Programming Assignment Submission Instructions
Please follow the instructions listed here. Task specific submission instructions are as follows:
a. For Task 1 : You have been provided with a .zip file in the correct submission format. Complete the functions marked with “FILL ME” in __init__.py. Your submission zip file should have the exact same structure as the zip file you received.
b. For Task 2 : Modify the __init__.py as required and make a separate submission. You can add code out of ”FILL ME” block and even edit some code in the template if needed.
Note :
• Please do not print anything to the console, as it might interfere with the grading script.
Getting started
We will be using the gym grid environment to simulate the solution obtained on feeding the PDDL files generated to a planner. These dependencies have been installed in the docker image “cs4246/base” which you have downloaded.
Read through the introduction and example from Pellierd/pddl4j tutorial to understand the PDDL description format. You can look at sample problem and domain files for further understanding. If you want to, you can also feed any problem and domain PDDL files to a planner by running the following command on the docker container (using the docker run ... command):
/fast_downward/fast-downward.py domain.pddl problem.pddl --search "lazy_greedy([ff()], preferred=[ff()])" Note that in this PDDL format, specifying negative literals in preconditions is allowed.

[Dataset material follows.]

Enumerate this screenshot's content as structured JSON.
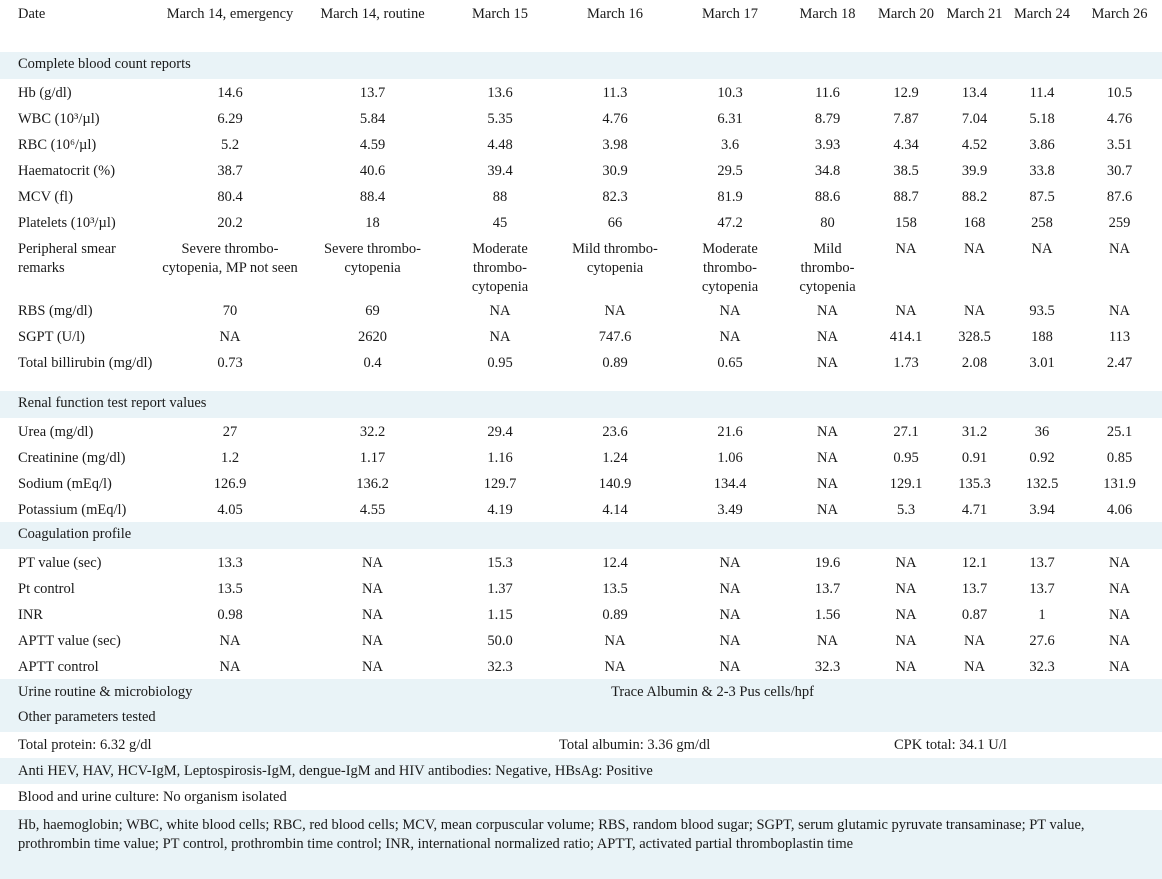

For you to get used to the PDDL format, we have prepared a sample python script to generate PDDL files for the Air Cargo problem. You can run the file pddl_cargo_example.py (using the docker run ... command)] to see the PDDL files generated cargodomain.pddl, cargoproblem.pddl and also relevant portions of the code that generates it. Specifically, it will be helpful to look at functions :
1. generateDomainPDDLFile(),
2. generateProblemPDDLFile()
3. generateInitString()
4. generateGoalString()
You are now ready to begin solving the two tasks which are listed below! We use the PDDL description format mentioned here.
2.1 Programming problem 1: Parking Task
By virtue of being a Computing student, you decide to put your planning skills to use. You first retrieve an old python script written for a similar task by the TAs of CS4246/CS5446, parts of which have been lost. The script used to generate the PDDL files and fed them to the fastdownward solver to generate a solution for this planning problem. It also runs the plan on the simulator to see if it does the job.
The script python __init__.py is missing 3 code snippets (marked with “FILL ME” in the file) .
1. Code which generates the action schemas of the three actions available namely, UP, DOWN and FORWARD. These action schemas should reflect the 3 actions available in the environment simulator. The agent’s speed range in the environment is restricted to [-1, -1] (negative speed moves towards the left, see the environment for more details).
2. Code which generates the initial state condition.
3. Code which generates the goal description.
You can test your code with the test configurations given in the script by running python __init__.py parking N (present in the .zip file) , where N is an int value between 0 to 5, on the docker (using the docker run ... command). It might be helpful to look at the generated PDDL files for debugging.
2.2 Programming problem 2: Crossing the road
You decide to modify the script you wrote in Task 1 to handle this situation. You can test your code by running python __init__.py crossing 0 in command with docker
Hint: Instead of modeling the parking lot/road as a 2 dimensional grid, it might be useful to include time as an additional dimension.